The speaker exercises power and influence at the margins, in all senses, if he wishes to. He can, for example order ministers to come to the Commons to answer urgent questions. He can grant debates. He can prevent ministers from evading questions. These days he can be more or less helpful on social distancing, remote working and getting MPs back to Westminster and into the chamber, where Johnson needs a braying mob to support him. He can rule things in or out of order. Speaker Hoyle would never defy the house, break its rules and conventions or show unnecessary favour, but within fairly wide margins he can exercise discretion and make his views count privately – influence.
As the last speaker to be dethroned, Michael Martin, discovered in 2009, after the MPs’ expenses scandal and other problems, speakers, like monarchs, rule by consent, and in return their rulings are accepted final and beyond challenge. That is the deal and it is almost invariably honoured (Mr Martin was the first to be removed since 1695).
Speaker Bercow was able to play such a major role in Brexit, despite personal allegations against him and claims of bias, precisely because he had the overwhelming backing of the house – most of the opposition parties plus a large proportion of Tory rebels. He would not, though, have been re-elected after the 2019 election, even if he’d wanted to be. For the moment Hoyle’s position is completely secure, as is very usual with an incumbent speaker, because Tory MPs are feeling ignored by the prime minister, and are watching his opinion poll ratings sink.
For the public it is mostly all very abstruse. Most don’t mind about the Commons being told first about anything, and in truth it is a rather antique idea. Governments have been briefing, spinning and leaking their stuff for decades, if not centuries. The point about the current run-in that ministers are having with Hoyle is that it matters to the MPs, and it adds to an impression of general administrative incompetence, that they are no good at governing. In other words, Johnson and his colleagues cannot even get the parliamentary basics right when they launch their half baked policies and rapid U-turns. It is telling, for example, that the chair of the Tory backbench 1922 Committee, Graham Brady, has complained openly that there has been no set piece Commons debate on the rule of six, this major shift in policy, and the jump in Covid infections that prompted the move. Equally they are alarmed by the apparent policy of breaking international law and the UK-EU withdrawal agreement.
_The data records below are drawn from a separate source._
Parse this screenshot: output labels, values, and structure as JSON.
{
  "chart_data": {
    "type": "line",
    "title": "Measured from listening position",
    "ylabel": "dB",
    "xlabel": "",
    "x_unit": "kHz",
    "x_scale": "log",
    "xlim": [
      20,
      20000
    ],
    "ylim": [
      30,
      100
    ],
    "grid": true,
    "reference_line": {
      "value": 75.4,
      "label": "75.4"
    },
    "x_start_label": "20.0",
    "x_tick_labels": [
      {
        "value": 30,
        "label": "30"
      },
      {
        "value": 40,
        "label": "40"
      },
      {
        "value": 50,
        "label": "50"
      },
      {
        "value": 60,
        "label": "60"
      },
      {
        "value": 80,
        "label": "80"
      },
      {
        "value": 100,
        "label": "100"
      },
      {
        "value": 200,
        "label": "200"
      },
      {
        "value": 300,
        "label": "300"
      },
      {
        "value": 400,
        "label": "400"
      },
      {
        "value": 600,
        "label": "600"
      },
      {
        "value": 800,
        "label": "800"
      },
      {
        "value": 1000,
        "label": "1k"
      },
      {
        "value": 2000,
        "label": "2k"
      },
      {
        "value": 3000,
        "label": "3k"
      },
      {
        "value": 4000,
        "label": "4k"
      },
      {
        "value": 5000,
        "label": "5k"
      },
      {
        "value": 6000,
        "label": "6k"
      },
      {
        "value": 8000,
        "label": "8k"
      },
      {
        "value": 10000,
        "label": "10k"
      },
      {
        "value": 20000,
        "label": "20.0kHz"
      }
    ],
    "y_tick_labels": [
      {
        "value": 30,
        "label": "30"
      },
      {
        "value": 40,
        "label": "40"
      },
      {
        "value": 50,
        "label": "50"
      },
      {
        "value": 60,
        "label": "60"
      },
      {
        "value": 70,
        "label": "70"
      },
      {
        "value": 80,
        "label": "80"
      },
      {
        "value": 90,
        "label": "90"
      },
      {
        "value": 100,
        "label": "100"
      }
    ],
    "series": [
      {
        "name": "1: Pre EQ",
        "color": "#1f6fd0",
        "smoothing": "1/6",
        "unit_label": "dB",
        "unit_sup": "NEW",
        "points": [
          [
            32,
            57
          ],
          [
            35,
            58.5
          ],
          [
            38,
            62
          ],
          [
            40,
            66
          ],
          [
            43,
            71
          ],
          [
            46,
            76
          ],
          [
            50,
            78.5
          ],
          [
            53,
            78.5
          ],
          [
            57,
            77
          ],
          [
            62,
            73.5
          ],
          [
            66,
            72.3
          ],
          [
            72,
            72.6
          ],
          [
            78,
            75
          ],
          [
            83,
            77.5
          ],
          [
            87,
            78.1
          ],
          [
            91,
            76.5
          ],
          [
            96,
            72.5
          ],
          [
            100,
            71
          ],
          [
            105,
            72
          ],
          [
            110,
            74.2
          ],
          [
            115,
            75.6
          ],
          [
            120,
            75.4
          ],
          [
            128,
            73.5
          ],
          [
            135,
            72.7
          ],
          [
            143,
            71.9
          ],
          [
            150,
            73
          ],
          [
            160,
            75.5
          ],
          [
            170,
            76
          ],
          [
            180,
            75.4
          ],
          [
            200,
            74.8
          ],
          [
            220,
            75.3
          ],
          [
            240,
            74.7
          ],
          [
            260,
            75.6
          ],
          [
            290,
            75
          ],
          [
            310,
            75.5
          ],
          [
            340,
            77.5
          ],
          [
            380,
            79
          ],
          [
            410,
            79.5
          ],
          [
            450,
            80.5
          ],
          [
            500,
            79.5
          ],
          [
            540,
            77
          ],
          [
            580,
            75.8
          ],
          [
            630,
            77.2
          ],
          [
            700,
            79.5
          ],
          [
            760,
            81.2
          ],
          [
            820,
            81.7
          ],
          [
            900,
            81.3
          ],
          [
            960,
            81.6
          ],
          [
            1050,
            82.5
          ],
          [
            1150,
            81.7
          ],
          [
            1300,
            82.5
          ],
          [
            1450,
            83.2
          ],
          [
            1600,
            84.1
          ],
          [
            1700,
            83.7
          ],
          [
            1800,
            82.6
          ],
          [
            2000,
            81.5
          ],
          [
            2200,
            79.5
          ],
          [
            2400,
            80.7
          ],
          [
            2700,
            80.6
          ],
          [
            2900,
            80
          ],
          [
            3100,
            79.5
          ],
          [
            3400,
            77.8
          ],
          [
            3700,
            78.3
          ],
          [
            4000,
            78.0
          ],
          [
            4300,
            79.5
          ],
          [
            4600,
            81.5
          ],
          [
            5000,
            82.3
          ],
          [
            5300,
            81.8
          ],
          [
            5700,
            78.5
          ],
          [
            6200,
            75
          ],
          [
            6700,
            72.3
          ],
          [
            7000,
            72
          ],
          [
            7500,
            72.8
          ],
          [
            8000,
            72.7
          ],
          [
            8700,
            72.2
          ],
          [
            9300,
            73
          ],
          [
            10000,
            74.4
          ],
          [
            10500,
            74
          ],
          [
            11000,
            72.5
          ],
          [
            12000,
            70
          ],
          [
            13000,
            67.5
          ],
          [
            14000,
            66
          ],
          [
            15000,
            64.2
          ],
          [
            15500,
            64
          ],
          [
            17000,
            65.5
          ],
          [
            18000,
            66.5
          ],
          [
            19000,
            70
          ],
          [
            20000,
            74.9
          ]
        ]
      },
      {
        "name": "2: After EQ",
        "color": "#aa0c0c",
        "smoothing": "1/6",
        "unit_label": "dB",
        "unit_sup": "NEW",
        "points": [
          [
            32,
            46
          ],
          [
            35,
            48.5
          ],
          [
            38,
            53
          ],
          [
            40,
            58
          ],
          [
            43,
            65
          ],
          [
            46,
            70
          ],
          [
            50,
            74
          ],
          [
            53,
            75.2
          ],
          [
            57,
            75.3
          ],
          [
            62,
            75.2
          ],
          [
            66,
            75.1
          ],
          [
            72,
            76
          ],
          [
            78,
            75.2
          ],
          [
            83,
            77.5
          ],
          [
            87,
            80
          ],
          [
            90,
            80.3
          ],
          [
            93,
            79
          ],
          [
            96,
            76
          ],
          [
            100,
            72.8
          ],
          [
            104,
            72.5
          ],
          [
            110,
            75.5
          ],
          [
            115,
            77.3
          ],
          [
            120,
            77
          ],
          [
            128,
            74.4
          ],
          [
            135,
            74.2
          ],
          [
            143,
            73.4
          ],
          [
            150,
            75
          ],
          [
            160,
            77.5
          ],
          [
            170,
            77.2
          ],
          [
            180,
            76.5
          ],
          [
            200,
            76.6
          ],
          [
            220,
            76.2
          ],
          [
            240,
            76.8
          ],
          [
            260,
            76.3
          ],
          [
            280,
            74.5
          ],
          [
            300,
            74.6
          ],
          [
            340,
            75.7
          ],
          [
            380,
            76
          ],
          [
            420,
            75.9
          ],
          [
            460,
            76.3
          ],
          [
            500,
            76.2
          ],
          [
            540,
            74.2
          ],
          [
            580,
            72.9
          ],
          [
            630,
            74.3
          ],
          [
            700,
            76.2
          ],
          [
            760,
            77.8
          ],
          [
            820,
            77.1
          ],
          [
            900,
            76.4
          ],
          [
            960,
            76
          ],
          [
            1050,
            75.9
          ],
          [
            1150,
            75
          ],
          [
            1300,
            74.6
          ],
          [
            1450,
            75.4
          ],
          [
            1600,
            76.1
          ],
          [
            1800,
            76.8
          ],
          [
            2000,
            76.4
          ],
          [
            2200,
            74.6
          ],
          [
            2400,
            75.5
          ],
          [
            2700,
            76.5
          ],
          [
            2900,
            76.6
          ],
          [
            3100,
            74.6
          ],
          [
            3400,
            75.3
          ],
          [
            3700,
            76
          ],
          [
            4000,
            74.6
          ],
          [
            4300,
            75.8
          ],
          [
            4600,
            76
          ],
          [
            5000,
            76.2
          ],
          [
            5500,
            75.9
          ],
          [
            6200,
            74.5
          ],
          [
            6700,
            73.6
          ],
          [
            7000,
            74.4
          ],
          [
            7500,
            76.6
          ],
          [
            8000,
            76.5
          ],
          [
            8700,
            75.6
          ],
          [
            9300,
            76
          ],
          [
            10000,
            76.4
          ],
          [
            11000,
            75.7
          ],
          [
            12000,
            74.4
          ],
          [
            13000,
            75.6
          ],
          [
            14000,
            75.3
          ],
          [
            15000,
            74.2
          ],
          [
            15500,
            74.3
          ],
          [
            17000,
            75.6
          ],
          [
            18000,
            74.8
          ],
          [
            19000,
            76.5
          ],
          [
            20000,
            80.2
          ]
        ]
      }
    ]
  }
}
These omissions are not just a question of the Commons’ dented pride, but that someone in government simply forgot that you’re supposed to have a debate on such things, even if you ignore what anyone says.
So Speaker Hoyle is clearly unimpressed with some ministers’ performances – and he is not alone. Competence is becoming the issue now, linking Brexit, Covid-19, the union and much else. As someone once said, we can’t go on like this.